Brown Family Attitudes about Slavery
“We have no slaves ourselves, but hire all our servants; and have found great advantage of being esteemed the friends of emancipation,” wrote Margaretta Brown in 1804. Two years later, John paid tax on two men. Margaretta continued to decry “the monster slavery” but confessed to her son that she and John owned “as many slaves as were necessary for our personal accommodation.”
Margaretta’s letters suggest that she knew slavery was wrong; John’s letters are less direct. An account book of Margaretta’s expenses shows donations to the American Colonization Society in 1828 and 1829, but her motivations are unknown.
Brown family records document that they provided clothing and medical care for the people they enslaved. But they also separated at least three Stepney children from their mother for personal and financial reasons.
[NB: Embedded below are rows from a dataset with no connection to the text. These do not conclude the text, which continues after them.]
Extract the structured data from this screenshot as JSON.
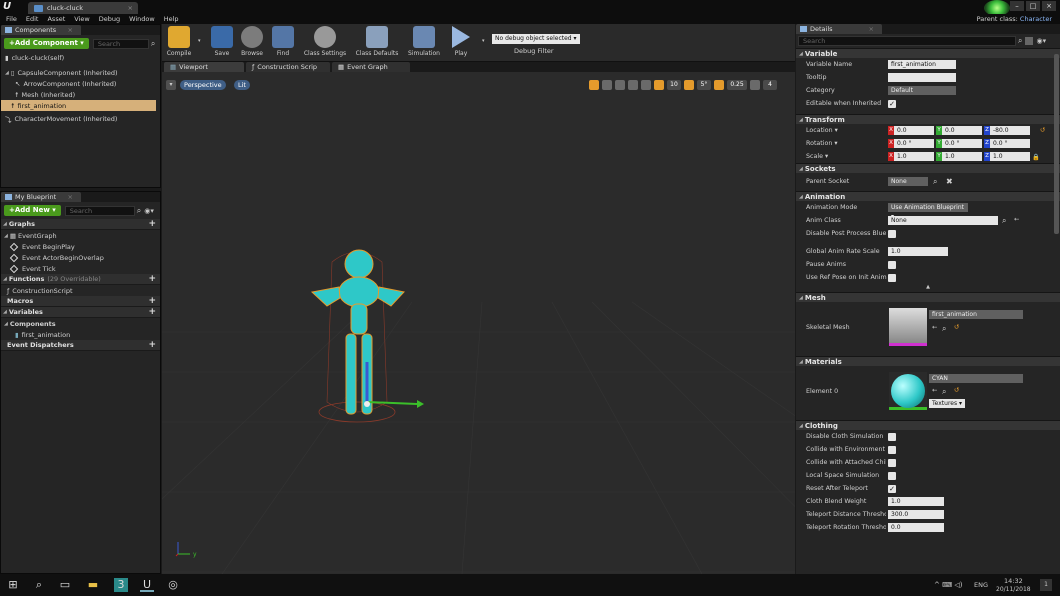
{
  "window": {
    "tab_title": "cluck-cluck",
    "parent_class_label": "Parent class:",
    "parent_class_value": "Character"
  },
  "menu": [
    "File",
    "Edit",
    "Asset",
    "View",
    "Debug",
    "Window",
    "Help"
  ],
  "components_panel": {
    "tab": "Components",
    "add_button": "+Add Component ▾",
    "search_placeholder": "Search",
    "self_item": "cluck-cluck(self)",
    "tree": [
      "CapsuleComponent (Inherited)",
      "ArrowComponent (Inherited)",
      "Mesh (Inherited)",
      "first_animation",
      "CharacterMovement (Inherited)"
    ]
  },
  "my_blueprint": {
    "tab": "My Blueprint",
    "add_new": "+Add New ▾",
    "search_placeholder": "Search",
    "graphs_label": "Graphs",
    "event_graph": "EventGraph",
    "events": [
      "Event BeginPlay",
      "Event ActorBeginOverlap",
      "Event Tick"
    ],
    "functions_label": "Functions",
    "functions_count": "(29 Overridable)",
    "construction_script": "ConstructionScript",
    "macros_label": "Macros",
    "variables_label": "Variables",
    "components_label": "Components",
    "component_var": "first_animation",
    "dispatchers_label": "Event Dispatchers"
  },
  "toolbar": {
    "compile": "Compile",
    "save": "Save",
    "browse": "Browse",
    "find": "Find",
    "class_settings": "Class Settings",
    "class_defaults": "Class Defaults",
    "simulation": "Simulation",
    "play": "Play",
    "debug_select": "No debug object selected ▾",
    "debug_filter": "Debug Filter"
  },
  "editor_tabs": [
    "Viewport",
    "Construction Scrip",
    "Event Graph"
  ],
  "viewport": {
    "perspective": "Perspective",
    "lit": "Lit",
    "grid_size": "10",
    "rot_snap": "5°",
    "scale_snap": "0.25",
    "cam_speed": "4",
    "axis_label": "y"
  },
  "details": {
    "tab": "Details",
    "search_placeholder": "Search",
    "variable": {
      "title": "Variable",
      "name_label": "Variable Name",
      "name_value": "first_animation",
      "tooltip_label": "Tooltip",
      "category_label": "Category",
      "category_value": "Default",
      "editable_label": "Editable when Inherited"
    },
    "transform": {
      "title": "Transform",
      "location_label": "Location ▾",
      "rotation_label": "Rotation ▾",
      "scale_label": "Scale ▾",
      "location": [
        "0.0",
        "0.0",
        "-80.0"
      ],
      "rotation": [
        "0.0 °",
        "0.0 °",
        "0.0 °"
      ],
      "scale": [
        "1.0",
        "1.0",
        "1.0"
      ]
    },
    "sockets": {
      "title": "Sockets",
      "parent_socket_label": "Parent Socket",
      "parent_socket_value": "None"
    },
    "animation": {
      "title": "Animation",
      "mode_label": "Animation Mode",
      "mode_value": "Use Animation Blueprint ▾",
      "anim_class_label": "Anim Class",
      "anim_class_value": "None",
      "disable_pp_label": "Disable Post Process Blueprint",
      "rate_label": "Global Anim Rate Scale",
      "rate_value": "1.0",
      "pause_label": "Pause Anims",
      "ref_pose_label": "Use Ref Pose on Init Anim"
    },
    "mesh": {
      "title": "Mesh",
      "skeletal_label": "Skeletal Mesh",
      "skeletal_value": "first_animation"
    },
    "materials": {
      "title": "Materials",
      "element_label": "Element 0",
      "element_value": "CYAN",
      "textures": "Textures ▾"
    },
    "clothing": {
      "title": "Clothing",
      "rows": [
        "Disable Cloth Simulation",
        "Collide with Environment",
        "Collide with Attached Children",
        "Local Space Simulation",
        "Reset After Teleport"
      ],
      "blend_label": "Cloth Blend Weight",
      "blend_value": "1.0",
      "tp_dist_label": "Teleport Distance Threshold",
      "tp_dist_value": "300.0",
      "tp_rot_label": "Teleport Rotation Threshold",
      "tp_rot_value": "0.0"
    }
  },
  "taskbar": {
    "language": "ENG",
    "time": "14:32",
    "date": "20/11/2018",
    "notifications": "1"
  },
  "colors": {
    "accent_green": "#4a9a1c",
    "selection": "#d6b07a",
    "mesh_cyan": "#2ec8c8",
    "outline_orange": "#e59b2c"
  }
}
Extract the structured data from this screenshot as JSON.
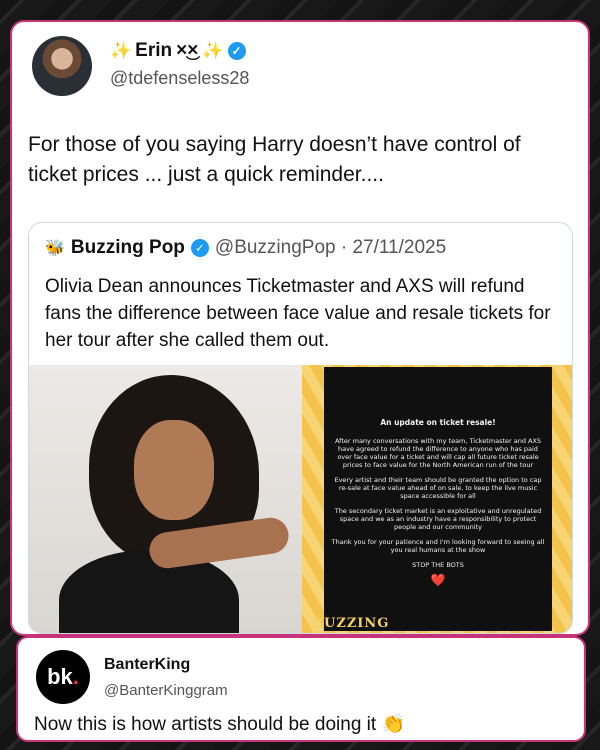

A letter from Orlando suggests that John considered selling some of his slaves to pay college costs, although there is no evidence that John did so.
In 1834 John chaired a committee of ten that prepared a pamphlet supporting gradual emancipation. The resulting Address to the Presbyterians of Kentucky Proposing a Plan for the Instruction and Emancipation of their Slaves condemned slavery and recommended that owners provide an elementary education for the people they enslaved and file deeds for their emancipation at age twenty-five.
Although John did not write the pamphlet, he heeded its advice. In 1836, he filed deeds of manumission for four of the people he had enslaved--Miles and Hannah Stepney and their oldest children Rose and Joseph—along with deeds that directed for the manumission of four other Stepney children on their twenty-fifth birthdays. The last scheduled manumission was in 1851, suggesting that John was considering his own children’s futures as much as those of his slaves.
Little evidence has been found about Mason Brown’s attitudes toward slavery, but his actions illustrate a proslavery stance. The Slave Inhabitants listing in 1860 census shows that he enslaved twenty-two people. Orlando Brown was more frank about his support of slavery and as far as is known, most of the people he enslaved were not emancipated until the passage of the 13th Amendment. One documented exception was Alexander Sanders, who escaped bondage by enlisting in the Union Army at Camp Nelson.